(CNN)The FBI conducted another search for the remains of one-time Teamsters boss Jimmy Hoffa last month, this time under a bridge in Jersey City, New Jersey, a source with knowledge of the search told CNN.
The FBI obtained a search warrant to conduct a “site survey” under the Pulaski Skyway, FBI Special Agent Mara Schneider of the Detroit field office said in a statement Friday.
“On October 25th & 26th, FBI personnel from the Newark and Detroit field offices completed the survey and that data is currently being analyzed,” Schneider said. “Because the affidavit in support of the search warrant was sealed by the court, we are unable to provide any additional information.”
The search was on private property. Radar was used.
The latest effort appears to be tied to interviews given by a man named Frank Cappola, who was a teenager in the 1970s.
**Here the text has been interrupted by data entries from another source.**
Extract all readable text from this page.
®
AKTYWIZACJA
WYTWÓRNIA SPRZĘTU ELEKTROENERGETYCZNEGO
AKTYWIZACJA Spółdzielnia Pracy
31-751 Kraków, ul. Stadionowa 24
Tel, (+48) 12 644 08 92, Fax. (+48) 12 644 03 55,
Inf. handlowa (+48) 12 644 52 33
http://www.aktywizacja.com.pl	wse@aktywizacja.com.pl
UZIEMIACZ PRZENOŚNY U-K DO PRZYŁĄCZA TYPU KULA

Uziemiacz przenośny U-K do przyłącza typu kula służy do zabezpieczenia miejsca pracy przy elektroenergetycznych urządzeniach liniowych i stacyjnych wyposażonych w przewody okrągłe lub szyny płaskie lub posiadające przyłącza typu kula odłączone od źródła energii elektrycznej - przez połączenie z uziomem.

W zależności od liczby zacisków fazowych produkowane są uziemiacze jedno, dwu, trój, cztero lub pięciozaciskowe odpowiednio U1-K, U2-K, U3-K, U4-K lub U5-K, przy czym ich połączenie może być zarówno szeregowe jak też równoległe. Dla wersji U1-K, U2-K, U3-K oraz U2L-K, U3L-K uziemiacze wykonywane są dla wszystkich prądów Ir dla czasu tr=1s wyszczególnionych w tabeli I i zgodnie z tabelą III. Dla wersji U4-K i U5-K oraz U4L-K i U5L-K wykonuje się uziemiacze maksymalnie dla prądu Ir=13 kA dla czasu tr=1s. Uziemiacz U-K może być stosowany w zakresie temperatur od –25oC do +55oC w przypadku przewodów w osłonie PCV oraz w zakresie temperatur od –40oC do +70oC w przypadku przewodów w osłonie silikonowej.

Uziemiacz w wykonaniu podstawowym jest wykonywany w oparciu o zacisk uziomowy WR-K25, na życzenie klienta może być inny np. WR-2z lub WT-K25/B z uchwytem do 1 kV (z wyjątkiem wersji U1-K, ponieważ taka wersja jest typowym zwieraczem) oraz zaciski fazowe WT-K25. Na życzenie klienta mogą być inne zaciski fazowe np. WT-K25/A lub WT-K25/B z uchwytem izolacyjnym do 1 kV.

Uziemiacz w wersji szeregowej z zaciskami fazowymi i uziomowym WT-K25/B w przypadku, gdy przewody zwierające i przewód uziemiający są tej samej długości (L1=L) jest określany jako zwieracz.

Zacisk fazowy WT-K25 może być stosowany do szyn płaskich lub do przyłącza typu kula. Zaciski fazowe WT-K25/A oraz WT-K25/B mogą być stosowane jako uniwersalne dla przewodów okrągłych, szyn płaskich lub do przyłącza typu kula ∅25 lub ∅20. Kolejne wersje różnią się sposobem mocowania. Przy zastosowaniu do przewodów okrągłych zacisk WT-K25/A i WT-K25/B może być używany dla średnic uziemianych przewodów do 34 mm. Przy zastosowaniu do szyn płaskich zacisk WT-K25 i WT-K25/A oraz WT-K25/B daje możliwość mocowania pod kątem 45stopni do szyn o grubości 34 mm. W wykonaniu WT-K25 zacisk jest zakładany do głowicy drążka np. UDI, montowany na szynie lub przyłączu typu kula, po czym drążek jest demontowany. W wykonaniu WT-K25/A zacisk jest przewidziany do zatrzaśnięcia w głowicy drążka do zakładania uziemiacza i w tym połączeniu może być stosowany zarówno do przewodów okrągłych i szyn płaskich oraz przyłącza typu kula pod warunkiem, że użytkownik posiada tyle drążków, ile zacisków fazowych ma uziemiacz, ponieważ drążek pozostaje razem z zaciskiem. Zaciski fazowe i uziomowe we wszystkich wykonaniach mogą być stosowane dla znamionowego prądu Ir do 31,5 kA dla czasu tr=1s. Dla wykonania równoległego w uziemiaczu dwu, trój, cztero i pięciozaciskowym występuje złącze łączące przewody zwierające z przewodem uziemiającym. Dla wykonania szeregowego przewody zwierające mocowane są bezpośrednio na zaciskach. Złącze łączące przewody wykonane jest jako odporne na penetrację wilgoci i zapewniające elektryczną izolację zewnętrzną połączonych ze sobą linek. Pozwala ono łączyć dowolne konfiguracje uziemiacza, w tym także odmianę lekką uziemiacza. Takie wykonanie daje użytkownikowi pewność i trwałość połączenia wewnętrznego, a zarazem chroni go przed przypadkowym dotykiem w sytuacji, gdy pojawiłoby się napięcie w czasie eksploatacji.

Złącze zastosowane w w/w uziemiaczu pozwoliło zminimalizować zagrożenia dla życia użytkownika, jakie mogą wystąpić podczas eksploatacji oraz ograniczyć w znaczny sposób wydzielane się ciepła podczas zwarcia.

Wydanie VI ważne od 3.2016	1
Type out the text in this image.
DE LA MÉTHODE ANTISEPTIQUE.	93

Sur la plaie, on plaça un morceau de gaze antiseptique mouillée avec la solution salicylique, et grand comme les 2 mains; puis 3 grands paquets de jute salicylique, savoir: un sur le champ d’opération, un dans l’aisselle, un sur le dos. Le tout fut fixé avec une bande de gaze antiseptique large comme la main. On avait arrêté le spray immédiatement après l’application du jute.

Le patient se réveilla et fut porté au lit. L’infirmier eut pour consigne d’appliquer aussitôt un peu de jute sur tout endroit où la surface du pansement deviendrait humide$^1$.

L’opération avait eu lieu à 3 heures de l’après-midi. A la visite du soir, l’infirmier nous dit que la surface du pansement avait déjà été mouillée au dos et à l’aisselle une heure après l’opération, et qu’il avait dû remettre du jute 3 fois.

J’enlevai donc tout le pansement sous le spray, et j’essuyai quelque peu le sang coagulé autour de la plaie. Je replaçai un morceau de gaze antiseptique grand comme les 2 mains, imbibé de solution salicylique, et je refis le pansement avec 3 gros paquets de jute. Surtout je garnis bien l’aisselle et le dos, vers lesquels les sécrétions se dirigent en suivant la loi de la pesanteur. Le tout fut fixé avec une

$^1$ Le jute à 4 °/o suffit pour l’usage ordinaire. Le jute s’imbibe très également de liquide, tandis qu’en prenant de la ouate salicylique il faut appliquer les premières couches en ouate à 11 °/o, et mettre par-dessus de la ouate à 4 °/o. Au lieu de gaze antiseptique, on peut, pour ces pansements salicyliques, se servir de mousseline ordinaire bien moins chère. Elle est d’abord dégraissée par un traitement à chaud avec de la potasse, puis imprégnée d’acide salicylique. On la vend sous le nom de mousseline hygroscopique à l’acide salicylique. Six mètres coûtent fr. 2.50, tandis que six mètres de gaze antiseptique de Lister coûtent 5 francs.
He said he worked at the old PJP Landfill in Jersey City with his father, Paul Cappola.
Cappola said his dying father explained in 2008 how Hoffa’s body was delivered to the landfill in 1975, placed in a steel drum and buried with other barrels, bricks and dirt, The New York Times and Fox News reported.
Frank Cappola spoke to Fox Nation and journalist Dan Moldea before he died in 2020 and signed a document with his father’s detailed story. Moldea has written extensively about the search for Hoffa.
The story of how the F.B.I. came to learn of the new location begins on a muddy summer day in 1975. A teenage boy named Frank Cappola worked at the former PJP Landfill near the Skyway with his father, Paul Cappola Sr.
“While I was talking to my dad, a black limousine drove into our lot in the mud,” Frank Cappola recalled many years later, in 2019, at age 62, in a sworn written statement before a notary public. His father turned to a partner at the landfill and said, “They’re here.”
The boy watched from a distance as the men approached the vehicle, where they spoke to the visitors and seemed to point to a remote corner of the landfill. He would later learn what was being planned.
✱According to The NY Times, that landfill was searched by the FBI in 1975.